Na decisão recorrida foi fixado o seguinte probatório reputado relevante para a decisão:

1. Em 17/12/1975, na Secretaria Notarial de Vila do Conde, foi outorgado documento denominado “Doação”, através do qual os ali outorgantes, B……………. e mulher C…………., declararam doar a A……………, aqui Impugnante, vários prédios, entre os quais, os prédios rústicos inscritos na matriz predial da freguesia de Moreira, concelho da Maia, sob os artigos n.ºs …….... e……….., e reservar para si e por inteiro até à morte do último, o usufruto dos bens doados – cfr. capítulo III do relatório de inspeção tributária, de fls. 94 a 121 do Processo Administrativo apenso aos autos.
2. Em 28/06/1993, no segundo Cartório Notarial de Vila do Conde, foi elaborado documento de “Renúncia de usufruto”, através da qual, B…………… e mulher C…………….., renunciaram gratuitamente ao usufruto reservado nos prédios a que se alude em 1) - cfr. escritura, de fls. 16 a 19, do Processo de Reclamação Graciosa apenso aos autos.
3. Em 07/04/2005, no Primeiro Cartório Notarial de Competência Especializada do Porto, foi outorgado documento denominado “EXPROPRIAÇÃO”, pelo aqui Impugnante e outro, como primeiros outorgantes, no qual se declarou que a sociedade “Metro do Porto, S.A.”, segunda outorgante toma posse administrativa de parte dos prédios rústicos inscritos na matriz predial da freguesia de Moreira, concelho da Maia, sob os artigos n.ºs ……..... e………, pelo valor de € 159.048,40, que, como ali se declarou “é a contrapartida acordada”, e que os primeiros outorgantes, “já receberam a indicada contrapartida aceitando a transferência da propriedade daquela parcela” - cfr. cópia de escritura, de fls. 10 a 14 do Processo de Reclamação Graciosa apenso aos autos.
4. Em 14/06/2005, no Cartório Notarial de Competência Especializada de Matosinhos, foi outorgado documento denominado “Compra e Venda”, tendo como primeiros outorgantes o aqui Impugnante e mulher, os quais declararam vender à ali segunda outorgante, um prédio misto sito na freguesia de Moreira, concelho da Maia, inscrito na matriz predial urbana sob os artigos ……… e ……… e na matriz predial rústica sob os artigos ……..... e ………, pelo preço global de € 2.722.985,00 – cfr. capítulo III do relatório de inspeção tributária, de fls. 94 a 121 do Processo Administrativo apenso aos autos.
5. Em 27/06/2006, o aqui Impugnante, e mulher, apresentaram, por referência ao ano de 2005, declaração de rendimentos, modelo 3, ali declarando no Anexo G1, referente a “Mais-Valias Não Tributadas”, e quadro 5, relativo a “Imóveis alienados Excluídos de Tributação (Nº 4 do art. 4.º e Art.º 5º do DL n.º 442-A/88, de 30 de Novembro)”, os seguintes elementos, entre outros, por relação a dois prédios rústicos sitos na freguesia de Moreira, concelho da Maia:

[IMAGEM]

- cfr. declaração de rendimentos, de fls. 38 a 48 do Processo Administrativo apenso aos autos.
6. Na sequência e em resultado da declaração de rendimentos a que se alude no ponto precedente, foi emitida a liquidação de IRS, por referência ao aqui Impugnante e ao ano de 2008, com o n.º 2006 5004167808, no valor total a pagar de € 10.748,03 – cfr.

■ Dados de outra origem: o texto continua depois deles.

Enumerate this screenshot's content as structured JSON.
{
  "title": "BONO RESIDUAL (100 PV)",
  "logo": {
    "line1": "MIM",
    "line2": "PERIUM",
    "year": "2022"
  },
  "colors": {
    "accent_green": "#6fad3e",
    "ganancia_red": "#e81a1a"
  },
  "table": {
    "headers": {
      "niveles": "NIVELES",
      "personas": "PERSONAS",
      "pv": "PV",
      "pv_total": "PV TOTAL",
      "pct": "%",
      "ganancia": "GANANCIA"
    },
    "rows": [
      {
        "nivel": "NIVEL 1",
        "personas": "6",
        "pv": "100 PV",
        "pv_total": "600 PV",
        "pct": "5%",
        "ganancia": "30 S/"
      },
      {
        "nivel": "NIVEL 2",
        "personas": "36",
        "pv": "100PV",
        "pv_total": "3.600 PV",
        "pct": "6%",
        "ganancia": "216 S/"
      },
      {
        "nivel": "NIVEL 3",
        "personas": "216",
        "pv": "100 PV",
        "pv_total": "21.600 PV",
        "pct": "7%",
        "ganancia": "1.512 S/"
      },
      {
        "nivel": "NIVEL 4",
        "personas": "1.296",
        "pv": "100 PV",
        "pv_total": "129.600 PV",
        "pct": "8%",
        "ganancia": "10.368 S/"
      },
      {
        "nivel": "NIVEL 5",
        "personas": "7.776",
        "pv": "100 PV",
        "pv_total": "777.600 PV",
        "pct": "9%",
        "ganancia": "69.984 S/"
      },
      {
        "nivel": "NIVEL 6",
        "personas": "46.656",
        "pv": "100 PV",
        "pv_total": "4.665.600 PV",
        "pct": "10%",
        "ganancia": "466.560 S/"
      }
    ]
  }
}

Docs. de fls. 12 e 13 do Processo Administrativo apenso aos autos.
7. No cumprimento da Ordem de Serviço n.º OI200900551, os Serviços da lnspeção Tributária da Direção de Finanças do Porto, desencadearam procedimento inspetivo interno ao aqui Impugnante, de âmbito parcial (IRS) e com incidência sobre o ano de 2005 - cfr. relatório de inspeção tributária, de fls. 94 a 121 do Processo Administrativo apenso aos autos.
8. Em 30/04/2009, na sequência do procedimento inspetivo referido no ponto que antecede, foi elaborado pelos Serviços de Inspeção Tributária, relatório de inspeção tributária, onde foi efetuada correção meramente aritmética à matéria tributável de IRS declarada pelo Impugnante no ano de 2005, no montante de € 590.442,70, consubstanciada na correção dos Anexos G e G1, apresentados pelo Impugnante na declaração de rendimentos, modelo 3, a que se alude em 5) - cfr. relatório de inspeção tributária, de fls. 94 a 121 do Processo Administrativo apenso aos autos.
9. A correção referida no ponto que antecede, resultou da seguinte fundamentação inclusa no relatório, que dali se extrai, na parte referente aos prédios rústicos inscritos na freguesia de Moreira, concelho da Maia, sob os artigos ……... e ……….:
“(…)
III – DESCRIÇÃO DOS FACTOS E FUNDAMENTOS DAS CORREÇÕES MERAMENTE ARITMÉTICAS À MATÉRIA TRIBUTÁVEL
(…)
Para o caso específico da alienação onerosa do direito real de propriedade plena sobre os prédios rústicos, verifica-se que o alienante adquiriu a raiz ou nua propriedade (um direito real sobre bens imóveis) em Dezembro de 1975, e o usufruto (igualmente um direito real sobre imóveis em Junho de 1993.
Por conseguinte, haverá lugar a um tratamento diferente em sede de tributação em IRS, ou seja, aos ganhos decorrentes da alienação correspondente à raiz ou nua propriedade (cuja aquisição ocorreu antes da entrada em vigor do CIRS) será aplicável o regime transitório (não sujeição) previsto no n.º 1 do art.º 5.º do Decreto-Lei n.º 442/88, de 30 de Novembro, enquanto que os ganhos obtidos com a realização correspondente ao usufruto (cuja aquisição ocorreu na vigência do CIRS) serão tributados por se lhe aplicar a alínea a) do n.º 1 do art.º 10.º do Código do IRS
Deste modo, o sujeito passivo não beneficiará, na totalidade, da não tributação das mais-valias geradas com a alienação onerosa dos prédios rústicos ............ e …….., como o foi em resultado do preenchimento da sua declaração de rendimentos.
(…)
C. Fundamentos de direito
Alienação onerosa de direitos reais sobre bens imóveis
Sujeição a IRS ou Exclusão de tributação
No caso em apreço, o sujeito passivo procede à alienação onerosa de um direito real, a propriedade plena, sobre prédios rústicos (artigos …….... e .......... da freguesia de Moreira, concelho da Maia), excluindo a operação totalmente de tributação em sede de IRS, por enquadramento no disposto no n.º 1 do art.º 5.º do Decreto-Lei n.º 442-A/88, de 30 de Novembro.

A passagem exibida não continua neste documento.